On notera ainsi les cas flagrants des gros capitaux, revenus ou patrimoines
élevés, les riches et très riches malhonnêtes, mais aussi les narcotrafiquants[20].
Les activités humaines génératrices
de gaz à effets de serre (GES), en particulier le CO2 qui représente 74% du
total des émissions (méthane CH4, protoxyde d’azote N2O, ozone O3) n’ont jamais
cessé d’augmenter. Elles se sont même intensifiées. Aussi les conséquences
désastreuses qui en résultent comme le dérèglement climatique, donc le
réchauffement de la planète, la montée des eaux, les cyclones, les inondations,
la désertification, les sécheresses et les famines sont-elles autant de causes
d’émigration et d’émigrer[21].
D’où l’implication, à plus forte
raison pour cette étude sur la migration, de différentes disciplines
scientifiques reconnues y afférentes comme l’archéologie, la génétique, la
paléontologie, la paléoanthropologie, la géologie, l’anthropologie, la
linguistique, la démographie ou l’histoire[22].

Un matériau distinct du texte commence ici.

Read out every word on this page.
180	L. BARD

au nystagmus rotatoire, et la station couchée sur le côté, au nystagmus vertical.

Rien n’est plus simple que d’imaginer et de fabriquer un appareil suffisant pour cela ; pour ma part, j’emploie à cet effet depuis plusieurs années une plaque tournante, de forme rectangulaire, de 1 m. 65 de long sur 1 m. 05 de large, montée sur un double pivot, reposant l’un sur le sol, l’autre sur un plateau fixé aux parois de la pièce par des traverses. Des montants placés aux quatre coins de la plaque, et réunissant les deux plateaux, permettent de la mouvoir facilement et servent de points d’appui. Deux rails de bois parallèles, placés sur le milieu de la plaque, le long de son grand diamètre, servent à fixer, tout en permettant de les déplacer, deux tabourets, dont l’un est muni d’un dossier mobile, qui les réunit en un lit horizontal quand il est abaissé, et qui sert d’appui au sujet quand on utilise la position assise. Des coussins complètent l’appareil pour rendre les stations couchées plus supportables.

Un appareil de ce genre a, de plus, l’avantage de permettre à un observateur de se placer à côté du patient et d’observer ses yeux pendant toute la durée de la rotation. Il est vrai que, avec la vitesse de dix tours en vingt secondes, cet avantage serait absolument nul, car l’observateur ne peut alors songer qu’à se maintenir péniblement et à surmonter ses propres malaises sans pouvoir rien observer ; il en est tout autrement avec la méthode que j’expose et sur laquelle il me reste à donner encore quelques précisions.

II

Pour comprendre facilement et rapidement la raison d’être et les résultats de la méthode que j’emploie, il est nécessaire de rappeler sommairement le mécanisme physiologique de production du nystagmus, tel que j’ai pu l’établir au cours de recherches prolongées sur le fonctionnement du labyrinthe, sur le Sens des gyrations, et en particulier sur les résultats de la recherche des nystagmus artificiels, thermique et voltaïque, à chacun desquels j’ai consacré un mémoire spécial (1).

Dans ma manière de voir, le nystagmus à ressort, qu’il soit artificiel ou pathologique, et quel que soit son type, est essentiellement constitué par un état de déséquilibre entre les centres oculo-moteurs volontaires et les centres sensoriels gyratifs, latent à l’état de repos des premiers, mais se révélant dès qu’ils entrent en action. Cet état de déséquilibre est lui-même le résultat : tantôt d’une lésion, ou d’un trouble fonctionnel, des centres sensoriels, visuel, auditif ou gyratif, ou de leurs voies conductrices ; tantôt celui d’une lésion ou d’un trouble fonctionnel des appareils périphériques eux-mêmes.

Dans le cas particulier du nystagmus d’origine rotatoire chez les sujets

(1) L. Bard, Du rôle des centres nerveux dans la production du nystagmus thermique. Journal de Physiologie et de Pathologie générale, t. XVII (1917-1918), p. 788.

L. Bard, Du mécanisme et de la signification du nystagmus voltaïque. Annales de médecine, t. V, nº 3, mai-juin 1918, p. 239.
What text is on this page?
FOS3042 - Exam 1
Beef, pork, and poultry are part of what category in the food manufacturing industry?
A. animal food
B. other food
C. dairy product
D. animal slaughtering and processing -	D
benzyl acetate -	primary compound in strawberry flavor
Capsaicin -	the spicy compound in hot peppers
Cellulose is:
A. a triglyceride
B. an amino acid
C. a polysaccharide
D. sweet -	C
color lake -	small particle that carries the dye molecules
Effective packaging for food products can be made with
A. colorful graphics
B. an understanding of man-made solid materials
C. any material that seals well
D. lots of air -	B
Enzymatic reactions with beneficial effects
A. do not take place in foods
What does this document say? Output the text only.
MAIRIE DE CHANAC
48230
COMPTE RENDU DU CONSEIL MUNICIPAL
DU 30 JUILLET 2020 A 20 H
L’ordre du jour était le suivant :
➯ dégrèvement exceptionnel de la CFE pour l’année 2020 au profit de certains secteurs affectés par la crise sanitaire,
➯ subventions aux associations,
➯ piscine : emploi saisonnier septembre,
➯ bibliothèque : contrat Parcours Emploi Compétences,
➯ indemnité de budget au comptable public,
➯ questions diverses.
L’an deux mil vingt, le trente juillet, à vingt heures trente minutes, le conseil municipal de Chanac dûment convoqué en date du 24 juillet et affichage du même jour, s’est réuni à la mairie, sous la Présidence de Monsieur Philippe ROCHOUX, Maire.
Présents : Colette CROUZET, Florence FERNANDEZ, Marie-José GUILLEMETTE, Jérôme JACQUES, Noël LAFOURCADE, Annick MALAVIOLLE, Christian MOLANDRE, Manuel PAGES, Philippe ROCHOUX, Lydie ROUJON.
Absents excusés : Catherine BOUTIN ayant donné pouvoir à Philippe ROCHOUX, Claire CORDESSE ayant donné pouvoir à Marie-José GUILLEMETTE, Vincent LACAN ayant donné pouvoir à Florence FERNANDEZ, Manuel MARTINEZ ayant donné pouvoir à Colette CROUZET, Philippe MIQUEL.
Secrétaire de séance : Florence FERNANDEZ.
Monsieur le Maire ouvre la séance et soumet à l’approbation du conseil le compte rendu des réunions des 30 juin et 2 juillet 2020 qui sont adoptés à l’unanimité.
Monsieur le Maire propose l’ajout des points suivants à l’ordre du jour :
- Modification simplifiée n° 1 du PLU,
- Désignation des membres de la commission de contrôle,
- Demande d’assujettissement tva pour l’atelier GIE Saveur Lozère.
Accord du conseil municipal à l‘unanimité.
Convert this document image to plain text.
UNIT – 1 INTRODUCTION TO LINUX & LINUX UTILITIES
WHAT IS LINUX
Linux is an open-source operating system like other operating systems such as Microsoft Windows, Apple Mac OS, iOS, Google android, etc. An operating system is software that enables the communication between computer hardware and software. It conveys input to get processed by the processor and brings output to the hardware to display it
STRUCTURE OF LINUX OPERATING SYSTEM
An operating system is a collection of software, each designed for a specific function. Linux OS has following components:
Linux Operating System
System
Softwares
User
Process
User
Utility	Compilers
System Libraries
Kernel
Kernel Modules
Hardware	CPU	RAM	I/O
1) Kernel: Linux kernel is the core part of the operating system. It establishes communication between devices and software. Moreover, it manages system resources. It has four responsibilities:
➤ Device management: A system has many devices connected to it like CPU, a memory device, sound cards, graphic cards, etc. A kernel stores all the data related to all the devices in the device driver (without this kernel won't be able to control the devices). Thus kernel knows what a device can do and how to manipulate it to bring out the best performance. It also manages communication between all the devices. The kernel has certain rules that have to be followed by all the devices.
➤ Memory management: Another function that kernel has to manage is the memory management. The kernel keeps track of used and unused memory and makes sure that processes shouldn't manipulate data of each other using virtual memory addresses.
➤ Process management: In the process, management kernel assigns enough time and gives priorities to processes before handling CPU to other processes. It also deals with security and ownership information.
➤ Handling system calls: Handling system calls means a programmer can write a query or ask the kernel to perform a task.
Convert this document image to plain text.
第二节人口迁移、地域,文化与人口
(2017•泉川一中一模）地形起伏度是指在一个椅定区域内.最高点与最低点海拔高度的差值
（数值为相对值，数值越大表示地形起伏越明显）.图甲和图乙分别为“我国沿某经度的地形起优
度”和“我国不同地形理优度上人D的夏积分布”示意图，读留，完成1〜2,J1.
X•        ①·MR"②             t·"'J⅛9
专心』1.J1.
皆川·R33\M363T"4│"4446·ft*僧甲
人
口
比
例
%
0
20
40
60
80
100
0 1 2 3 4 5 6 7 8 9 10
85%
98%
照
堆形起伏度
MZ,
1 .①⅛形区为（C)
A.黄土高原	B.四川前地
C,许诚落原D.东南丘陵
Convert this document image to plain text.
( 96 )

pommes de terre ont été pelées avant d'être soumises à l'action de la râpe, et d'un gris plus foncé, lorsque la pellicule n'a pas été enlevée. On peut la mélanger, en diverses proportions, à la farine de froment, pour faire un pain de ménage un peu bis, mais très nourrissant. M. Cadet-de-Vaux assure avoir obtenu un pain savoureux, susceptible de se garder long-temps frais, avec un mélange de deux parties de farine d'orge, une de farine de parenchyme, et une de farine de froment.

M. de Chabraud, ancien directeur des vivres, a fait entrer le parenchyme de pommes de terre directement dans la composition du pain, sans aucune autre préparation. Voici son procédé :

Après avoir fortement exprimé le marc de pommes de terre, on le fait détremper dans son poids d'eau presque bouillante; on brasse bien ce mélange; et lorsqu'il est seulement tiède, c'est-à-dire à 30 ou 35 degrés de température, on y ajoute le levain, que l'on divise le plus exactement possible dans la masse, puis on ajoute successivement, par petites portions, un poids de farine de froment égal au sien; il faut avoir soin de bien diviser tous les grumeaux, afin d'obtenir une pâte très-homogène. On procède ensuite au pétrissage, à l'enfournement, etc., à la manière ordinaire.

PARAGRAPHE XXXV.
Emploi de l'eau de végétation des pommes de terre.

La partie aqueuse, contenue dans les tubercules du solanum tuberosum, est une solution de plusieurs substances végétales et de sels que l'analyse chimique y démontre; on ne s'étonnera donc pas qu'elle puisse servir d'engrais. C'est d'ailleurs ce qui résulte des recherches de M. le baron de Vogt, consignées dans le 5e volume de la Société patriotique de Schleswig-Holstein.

Pour ce qui est du Maroc - c’est un
pays comme tant d’autres - à la fois pays de migration, d’émigration et
d’immigration : on se déplace à l’intérieur de ses frontières, libre ou par
nécessité, quoique celle-ci demeure largement prédominante[23].
On le boude et on part, on le quitte
définitivement et on l’abandonne, 10% de marocains vivent aujourd’hui à
l’étranger, dont 20% des diplômés. Ou alors on y revient (pour ses
ressortissants), régulièrement, par plaisir ou pour investir (10% du PIB
marocain), ou les deux à la fois[24].
Ou alors on y vient (pour les étrangers)
aussi par nécessité, ou par plaisir, ou les deux à la fois, pour s’établir et
donner ainsi libre cours à ses désirs : les plages, le soleil, les paysages. En
appréciant, parfois sa générosité, et en ayant conscience, espérons-le, de la pauvreté,
qui n’est que la conséquence d’un type de gestion, d’administration et de
gouvernement qui semble inapproprié[25]
(Jilali Chabih - Pr. de Droit – FSJES – UCAM - Maroc).
[1]-J’ouvre là une parenthèse pour proclamer haut et fort que la liberté
des uns s’arrête là où commence celle des autres. Nous avons le droit de nous
exprimer, certes, c’est notre droit le plus strict ; mais de quel droit pouvons-nous
humilier autrui, l’injurier, l’outrager, ou blasphémer ses croyances ou sa
morale ? Là, ce sont des paroles ou des actes qui tombent nécessairement, dans
tout pays démocratique digne de ce nom, sous le coup de la loi.
[2]-Déplacement, définitif ou provisoire, de population (humaine ou animale),
d’organisme, de cellule, ou d’objet, d’un lieu à un autre.
[3]-En effet, les premiers mouvements inter-régions ou inter-continents
dans l’histoire des relations internationales ce ne sont ni les marchandises,
ni les capitaux, ce sont plutôt les déplacements des humains.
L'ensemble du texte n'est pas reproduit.